Taking an “early retirement” from the university will allow Navin to focus on growing her business, Questte, which has been a side hobby for several years, working with adults who are going through life transitions.
During her 30-year career in higher education, Navin has spent all but seven years at the University of Washington. In addition to Civil & Environmental Engineering, she also worked in the Department of Economics and Information School.
When she joined the CEE department 13 years ago, Navin was the only undergraduate adviser. As the department has grown, she has strived to enhance the student experience and “facilitate a culture of caring.” In addition to instigating a Welcome Day orientation event, she also grew the department’s graduation celebration from a simple affair to a large celebration in the HUB Ballroom, which is enjoyed by hundreds of students and their families.
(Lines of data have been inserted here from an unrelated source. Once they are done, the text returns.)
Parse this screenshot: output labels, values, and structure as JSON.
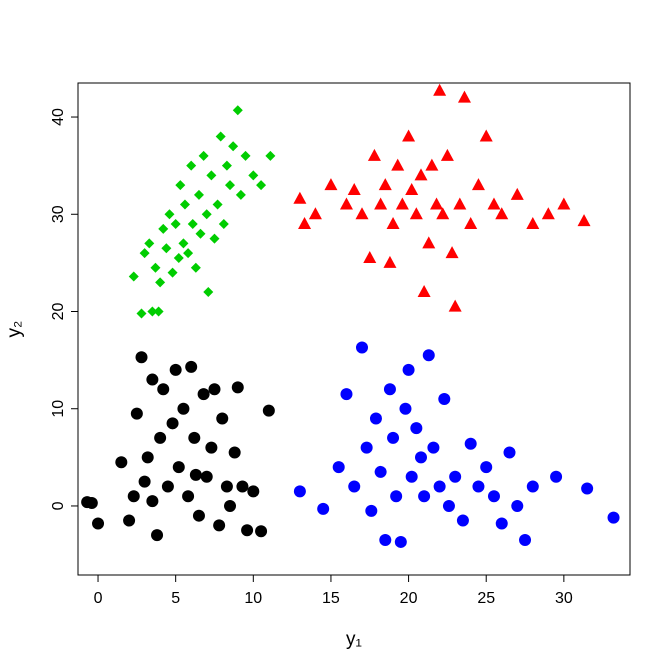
{
  "chart_data": {
    "type": "scatter",
    "xlabel": "y₁",
    "ylabel": "y₂",
    "xlim": [
      -1.29,
      34.26
    ],
    "ylim": [
      -7.1,
      43.5
    ],
    "xticks": [
      0,
      5,
      10,
      15,
      20,
      25,
      30
    ],
    "yticks": [
      0,
      10,
      20,
      30,
      40
    ],
    "grid": false,
    "series": [
      {
        "color": "#000000",
        "marker": "circle",
        "x": [
          -0.7,
          -0.4,
          0,
          1.5,
          2,
          2.3,
          2.5,
          2.8,
          3,
          3.2,
          3.5,
          3.8,
          4,
          4.2,
          4.5,
          4.8,
          5,
          5.2,
          5.5,
          5.8,
          6,
          6.2,
          6.5,
          6.8,
          7,
          7.3,
          7.5,
          7.8,
          8,
          8.3,
          8.5,
          8.8,
          9,
          9.3,
          9.6,
          10,
          10.5,
          11,
          3.5,
          6.3
        ],
        "values": [
          0.4,
          0.3,
          -1.8,
          4.5,
          -1.5,
          1,
          9.5,
          15.3,
          2.5,
          5,
          13,
          -3,
          7,
          12,
          2,
          8.5,
          14,
          4,
          10,
          1,
          14.3,
          7,
          -1,
          11.5,
          3,
          6,
          12,
          -2,
          9,
          2,
          0,
          5.5,
          12.2,
          2,
          -2.5,
          1.5,
          -2.6,
          9.8,
          0.5,
          3.2
        ]
      },
      {
        "color": "#00cd00",
        "marker": "diamond",
        "x": [
          2.3,
          2.8,
          3,
          3.3,
          3.5,
          3.7,
          4,
          4.2,
          4.4,
          4.6,
          4.8,
          5,
          5.2,
          5.3,
          5.5,
          5.6,
          5.8,
          6,
          6.1,
          6.3,
          6.5,
          6.6,
          6.8,
          7,
          7.1,
          7.3,
          7.5,
          7.7,
          7.9,
          8.1,
          8.3,
          8.5,
          8.7,
          9,
          9.2,
          9.5,
          10,
          10.5,
          11.1,
          3.9
        ],
        "values": [
          23.6,
          19.8,
          26,
          27,
          20,
          24.5,
          23,
          28.5,
          26.5,
          30,
          24,
          29,
          25.5,
          33,
          27,
          31,
          26,
          35,
          29,
          24.5,
          32,
          28,
          36,
          30,
          22,
          34,
          27.5,
          31,
          38,
          29,
          35,
          33,
          37,
          40.7,
          32,
          36,
          34,
          33,
          36,
          20
        ]
      },
      {
        "color": "#ff0000",
        "marker": "triangle",
        "x": [
          13,
          13.3,
          14,
          15,
          16,
          16.5,
          17,
          17.5,
          17.8,
          18.2,
          18.5,
          18.8,
          19,
          19.3,
          19.6,
          20,
          20.2,
          20.5,
          20.8,
          21,
          21.3,
          21.5,
          21.8,
          22,
          22.2,
          22.5,
          22.8,
          23,
          23.3,
          23.6,
          24,
          24.5,
          25,
          25.5,
          26,
          27,
          28,
          29,
          30,
          31.3
        ],
        "values": [
          31.6,
          29,
          30,
          33,
          31,
          32.5,
          30,
          25.5,
          36,
          31,
          33,
          25,
          29,
          35,
          31,
          38,
          32.5,
          30,
          34,
          22,
          27,
          35,
          31,
          42.7,
          30,
          36,
          26,
          20.5,
          31,
          42,
          29,
          33,
          38,
          31,
          30,
          32,
          29,
          30,
          31,
          29.3
        ]
      },
      {
        "color": "#0000ff",
        "marker": "circle",
        "x": [
          13,
          14.5,
          15.5,
          16,
          16.5,
          17,
          17.3,
          17.6,
          17.9,
          18.2,
          18.5,
          18.8,
          19,
          19.2,
          19.5,
          19.8,
          20,
          20.2,
          20.5,
          20.8,
          21,
          21.3,
          21.6,
          22,
          22.3,
          22.6,
          23,
          23.5,
          24,
          24.5,
          25,
          25.5,
          26,
          26.5,
          27,
          27.5,
          28,
          29.5,
          31.5,
          33.2
        ],
        "values": [
          1.5,
          -0.3,
          4,
          11.5,
          2,
          16.3,
          6,
          -0.5,
          9,
          3.5,
          -3.5,
          12,
          7,
          1,
          -3.7,
          10,
          14,
          3,
          8,
          5,
          1,
          15.5,
          6,
          2,
          11,
          0,
          3,
          -1.5,
          6.4,
          2,
          4,
          1,
          -1.8,
          5.5,
          0,
          -3.5,
          2,
          3,
          1.8,
          -1.2
        ]
      }
    ]
  }
}
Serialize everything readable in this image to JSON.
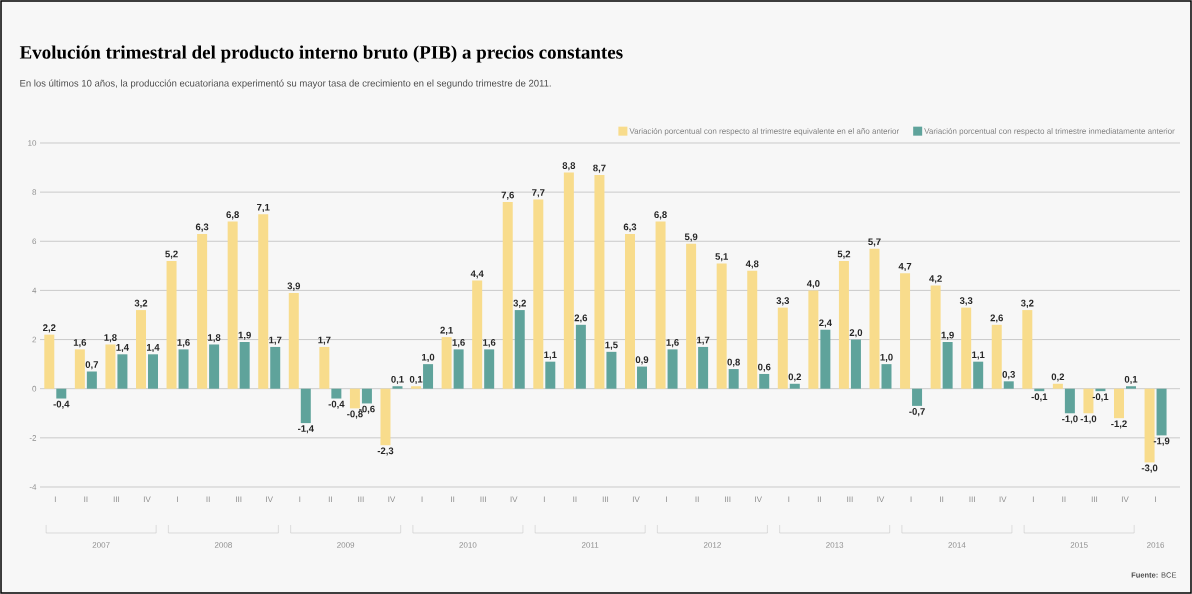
{
  "chart_data": {
    "type": "bar",
    "title": "Evolución trimestral del producto interno bruto (PIB) a precios constantes",
    "subtitle": "En los últimos 10 años, la producción ecuatoriana experimentó su mayor tasa de crecimiento en el segundo trimestre de 2011.",
    "categories": [
      "I",
      "II",
      "III",
      "IV",
      "I",
      "II",
      "III",
      "IV",
      "I",
      "II",
      "III",
      "IV",
      "I",
      "II",
      "III",
      "IV",
      "I",
      "II",
      "III",
      "IV",
      "I",
      "II",
      "III",
      "IV",
      "I",
      "II",
      "III",
      "IV",
      "I",
      "II",
      "III",
      "IV",
      "I",
      "II",
      "III",
      "IV",
      "I"
    ],
    "series": [
      {
        "name": "Variación porcentual con respecto al trimestre equivalente en el año anterior",
        "color": "#f8dc8c",
        "values": [
          2.2,
          1.6,
          1.8,
          3.2,
          5.2,
          6.3,
          6.8,
          7.1,
          3.9,
          1.7,
          -0.8,
          -2.3,
          0.1,
          2.1,
          4.4,
          7.6,
          7.7,
          8.8,
          8.7,
          6.3,
          6.8,
          5.9,
          5.1,
          4.8,
          3.3,
          4.0,
          5.2,
          5.7,
          4.7,
          4.2,
          3.3,
          2.6,
          3.2,
          0.2,
          -1.0,
          -1.2,
          -3.0
        ],
        "value_labels": [
          "2,2",
          "1,6",
          "1,8",
          "3,2",
          "5,2",
          "6,3",
          "6,8",
          "7,1",
          "3,9",
          "1,7",
          "-0,8",
          "-2,3",
          "0,1",
          "2,1",
          "4,4",
          "7,6",
          "7,7",
          "8,8",
          "8,7",
          "6,3",
          "6,8",
          "5,9",
          "5,1",
          "4,8",
          "3,3",
          "4,0",
          "5,2",
          "5,7",
          "4,7",
          "4,2",
          "3,3",
          "2,6",
          "3,2",
          "0,2",
          "-1,0",
          "-1,2",
          "-3,0"
        ]
      },
      {
        "name": "Variación porcentual con respecto al trimestre inmediatamente anterior",
        "color": "#5fa39b",
        "values": [
          -0.4,
          0.7,
          1.4,
          1.4,
          1.6,
          1.8,
          1.9,
          1.7,
          -1.4,
          -0.4,
          -0.6,
          0.1,
          1.0,
          1.6,
          1.6,
          3.2,
          1.1,
          2.6,
          1.5,
          0.9,
          1.6,
          1.7,
          0.8,
          0.6,
          0.2,
          2.4,
          2.0,
          1.0,
          -0.7,
          1.9,
          1.1,
          0.3,
          -0.1,
          -1.0,
          -0.1,
          0.1,
          -1.9
        ],
        "value_labels": [
          "-0,4",
          "0,7",
          "1,4",
          "1,4",
          "1,6",
          "1,8",
          "1,9",
          "1,7",
          "-1,4",
          "-0,4",
          "-0,6",
          "0,1",
          "1,0",
          "1,6",
          "1,6",
          "3,2",
          "1,1",
          "2,6",
          "1,5",
          "0,9",
          "1,6",
          "1,7",
          "0,8",
          "0,6",
          "0,2",
          "2,4",
          "2,0",
          "1,0",
          "-0,7",
          "1,9",
          "1,1",
          "0,3",
          "-0,1",
          "-1,0",
          "-0,1",
          "0,1",
          "-1,9"
        ]
      }
    ],
    "ylim": [
      -4,
      10
    ],
    "yticks": [
      -4,
      -2,
      0,
      2,
      4,
      6,
      8,
      10
    ],
    "grid": "y",
    "legend": "top right",
    "annotations": [
      "2007",
      "2008",
      "2009",
      "2010",
      "2011",
      "2012",
      "2013",
      "2014",
      "2015",
      "2016",
      "**Fuente:** BCE"
    ]
  }
}
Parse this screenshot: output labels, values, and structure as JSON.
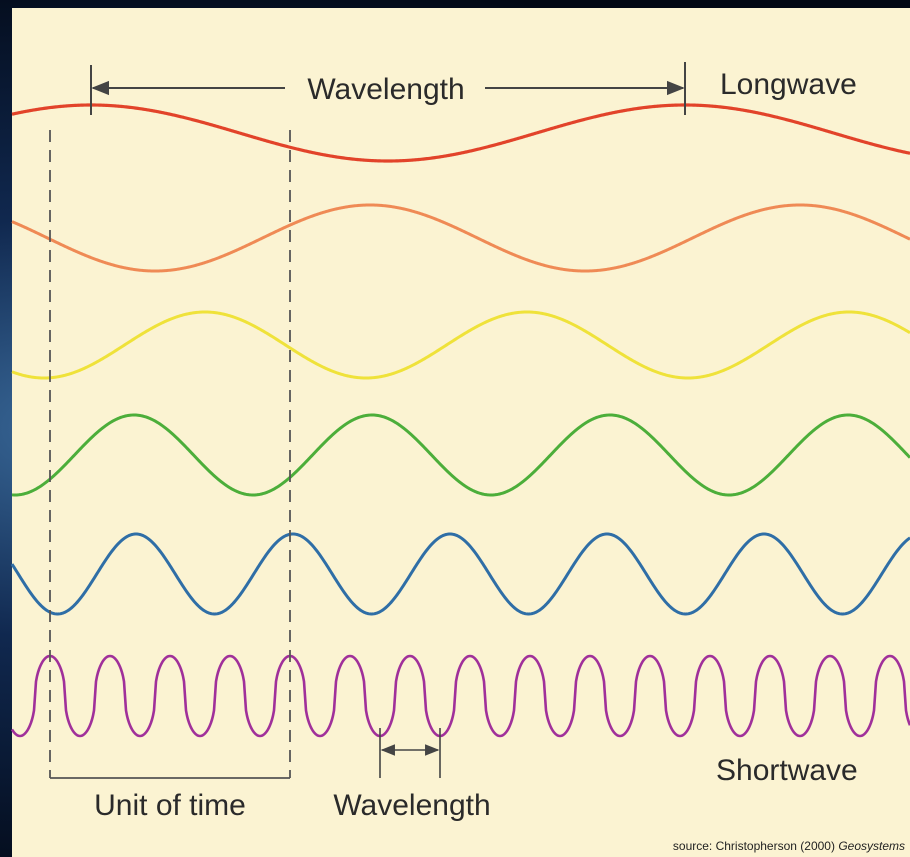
{
  "labels": {
    "top_wavelength": "Wavelength",
    "longwave": "Longwave",
    "shortwave": "Shortwave",
    "unit_of_time": "Unit of time",
    "bottom_wavelength": "Wavelength",
    "source_prefix": "source: Christopherson (2000) ",
    "source_title": "Geosystems"
  },
  "waves": [
    {
      "name": "red",
      "color": "#e2432a"
    },
    {
      "name": "orange",
      "color": "#ef8a55"
    },
    {
      "name": "yellow",
      "color": "#efe23a"
    },
    {
      "name": "green",
      "color": "#4cae3a"
    },
    {
      "name": "blue",
      "color": "#2f6ea6"
    },
    {
      "name": "violet",
      "color": "#a0309a"
    }
  ],
  "colors": {
    "paper": "#fbf3d2",
    "arrow": "#444444",
    "dashed": "#555555"
  }
}
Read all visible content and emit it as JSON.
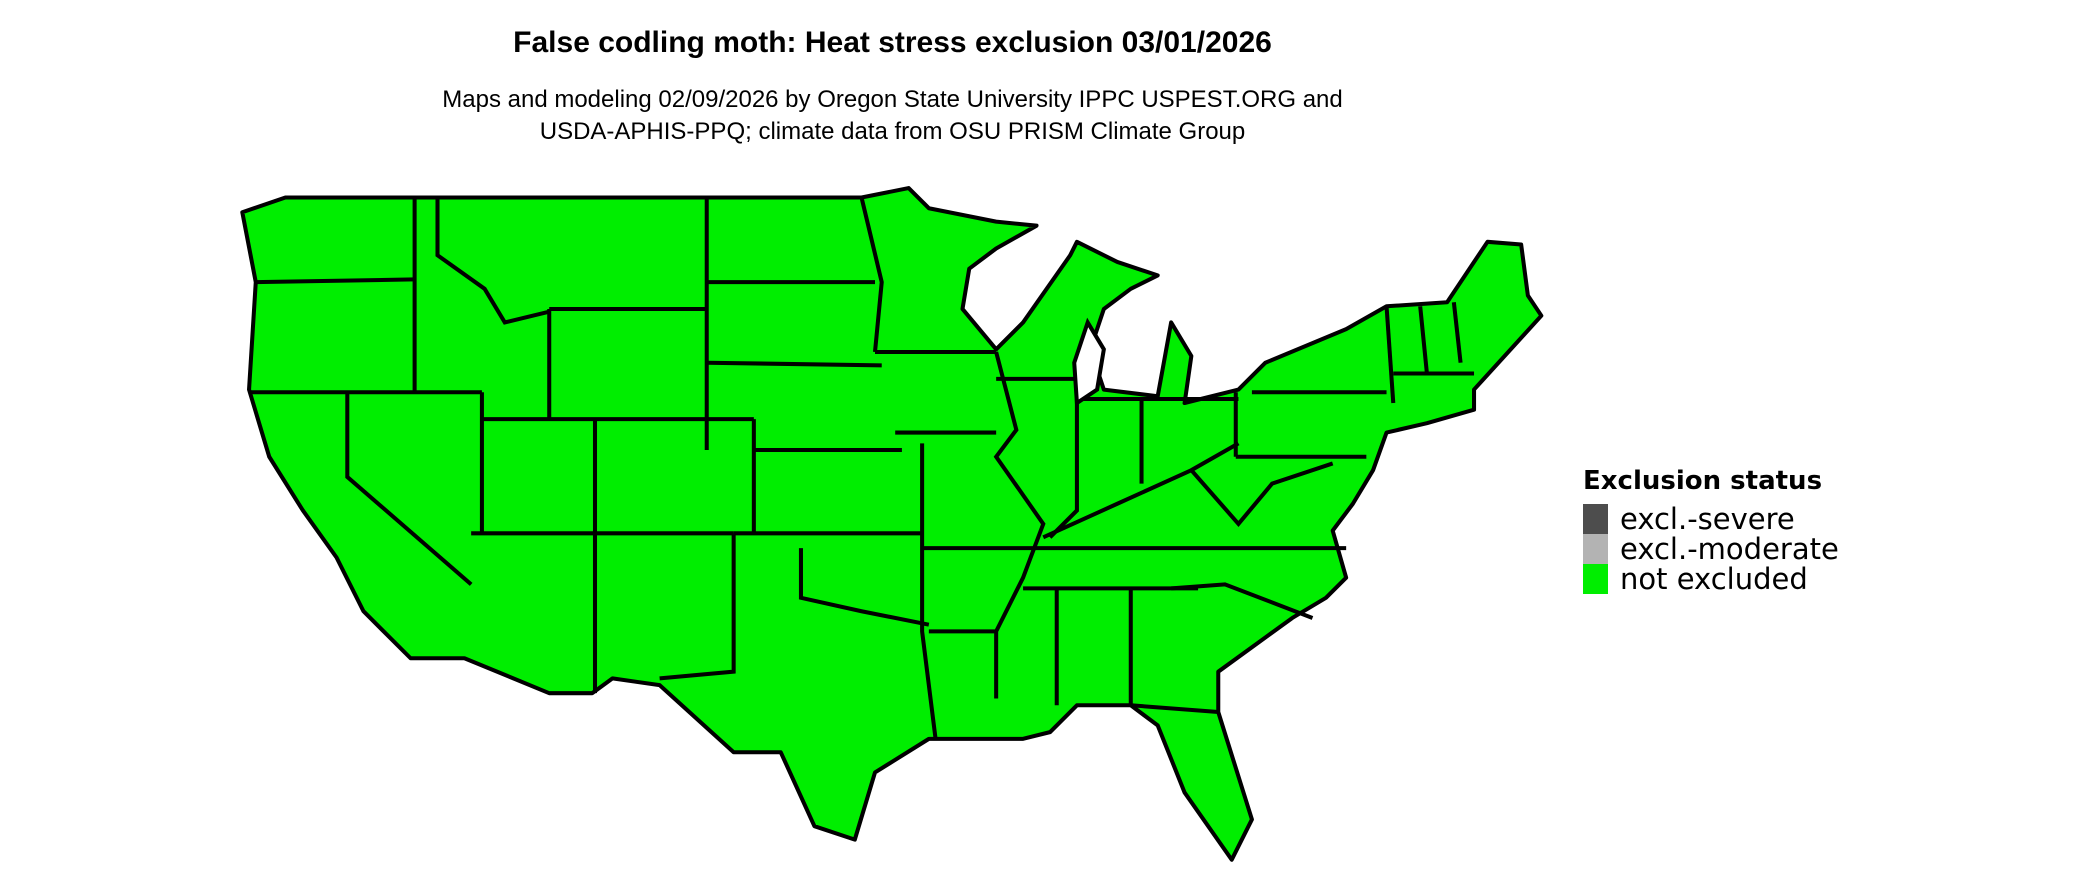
{
  "title": "False codling moth: Heat stress exclusion 03/01/2026",
  "subtitle_line1": "Maps and modeling 02/09/2026 by Oregon State University IPPC USPEST.ORG and",
  "subtitle_line2": "USDA-APHIS-PPQ; climate data from OSU PRISM Climate Group",
  "map": {
    "region": "Contiguous United States",
    "fill_color": "#00ee00",
    "border_color": "#000000",
    "status_shown": "not excluded"
  },
  "legend": {
    "title": "Exclusion status",
    "items": [
      {
        "label": "excl.-severe",
        "color": "#4d4d4d"
      },
      {
        "label": "excl.-moderate",
        "color": "#b3b3b3"
      },
      {
        "label": "not excluded",
        "color": "#00ee00"
      }
    ]
  }
}
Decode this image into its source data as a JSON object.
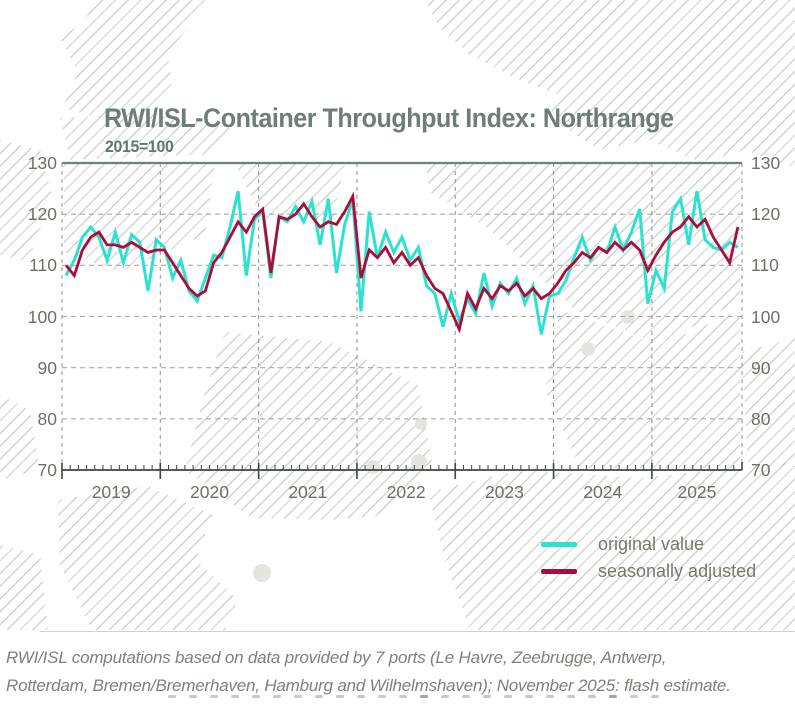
{
  "header": {
    "title": "RWI/ISL-Container Throughput Index: Northrange",
    "subtitle": "2015=100"
  },
  "chart_data": {
    "type": "line",
    "title": "RWI/ISL-Container Throughput Index: Northrange",
    "subtitle": "2015=100",
    "x_frequency": "monthly",
    "x_start": "2019-01",
    "x_end": "2025-11",
    "x_tick_years": [
      "2019",
      "2020",
      "2021",
      "2022",
      "2023",
      "2024",
      "2025"
    ],
    "ylim": [
      70,
      130
    ],
    "y_ticks": [
      70,
      80,
      90,
      100,
      110,
      120,
      130
    ],
    "grid": "dashed",
    "legend_position": "bottom-right",
    "series": [
      {
        "name": "original value",
        "color": "#2be2d1",
        "values": [
          108,
          111,
          115.5,
          117.5,
          115.5,
          111,
          116.5,
          110.5,
          116,
          114.5,
          105,
          115,
          113.5,
          107.5,
          111,
          105,
          103,
          107.5,
          112,
          111.5,
          117.5,
          124.5,
          108,
          119,
          120.5,
          107.5,
          119.5,
          118.5,
          121.5,
          118.5,
          122.5,
          114,
          123,
          108.5,
          118,
          123,
          101,
          120.5,
          111.5,
          116.5,
          112.5,
          115.5,
          111,
          113.5,
          106,
          104.5,
          98,
          104.5,
          99,
          103.5,
          100.5,
          108.5,
          102,
          106.5,
          104.5,
          107.5,
          102.5,
          106,
          96.5,
          104,
          104.5,
          107,
          111.5,
          115.5,
          111,
          113.5,
          112.5,
          117.5,
          113,
          116.5,
          121,
          102.5,
          109,
          105.5,
          120.5,
          123,
          114,
          124.5,
          115,
          113.5,
          113,
          114.5,
          113.5
        ]
      },
      {
        "name": "seasonally adjusted",
        "color": "#ad0c39",
        "values": [
          110,
          108,
          113,
          115.5,
          116.5,
          114,
          114,
          113.5,
          114.5,
          113.5,
          112.5,
          113,
          113,
          110.5,
          108,
          105.5,
          104,
          105,
          110.5,
          112.5,
          115.5,
          118.5,
          116.5,
          119.5,
          121,
          108.5,
          119.5,
          119,
          120,
          122,
          119.5,
          117.5,
          118.5,
          118,
          120.5,
          123.5,
          107.5,
          113,
          111.5,
          113.5,
          110.5,
          112.5,
          110,
          111.5,
          108,
          105.5,
          104.5,
          101,
          97.5,
          104.5,
          101.5,
          105.5,
          103.5,
          106,
          105,
          106.5,
          104,
          105.5,
          103.5,
          104.5,
          106.5,
          109,
          110.5,
          112.5,
          111.5,
          113.5,
          112.5,
          114.5,
          113,
          114.5,
          113,
          109,
          112,
          114.5,
          116.5,
          117.5,
          119.5,
          117.5,
          119,
          115.5,
          113,
          110.5,
          117.5
        ]
      }
    ]
  },
  "footer": {
    "line1": "RWI/ISL computations based on data provided by 7 ports (Le Havre, Zeebrugge, Antwerp,",
    "line2": "Rotterdam, Bremen/Bremerhaven, Hamburg and Wilhelmshaven); November 2025: flash estimate."
  },
  "decor": {
    "bottom_marks_count": 24
  }
}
“When I go the extra mile, it can make a difference in students’ lives,” Navin said. “I hope I have had a positive impact on those I’ve had the opportunity to serve and meet along the way.”
Accommodating the expanding interests of students was also a priority for Navin, who was instrumental in helping to launch the new Bachelor of Science in Environmental Engineering (BSENVE) degree program in fall 2017. From reviewing course offerings to recruiting students, Navin was a strong advocate throughout the lengthy process.
Realizing the importance of connecting students with industry representatives, Navin also founded the CEE Career Fair. Now in its 13th year, the annual event attracts more than 70 companies and up to 400 students.
“I will miss the students; I appreciate their hard work and the process of discovery,” Navin said. “And I will miss the passions and dedications of the faculty, as well as colleagues who make everything happen.”
In recognition of her efforts, Navin was honored last year with a UW College of Engineering Professional Staff Award. And although she will miss helping undergraduate students navigate the path of career discernment, Navin looks forward to applying her skills to a slightly different audience. And knowing her, they’ll be well served.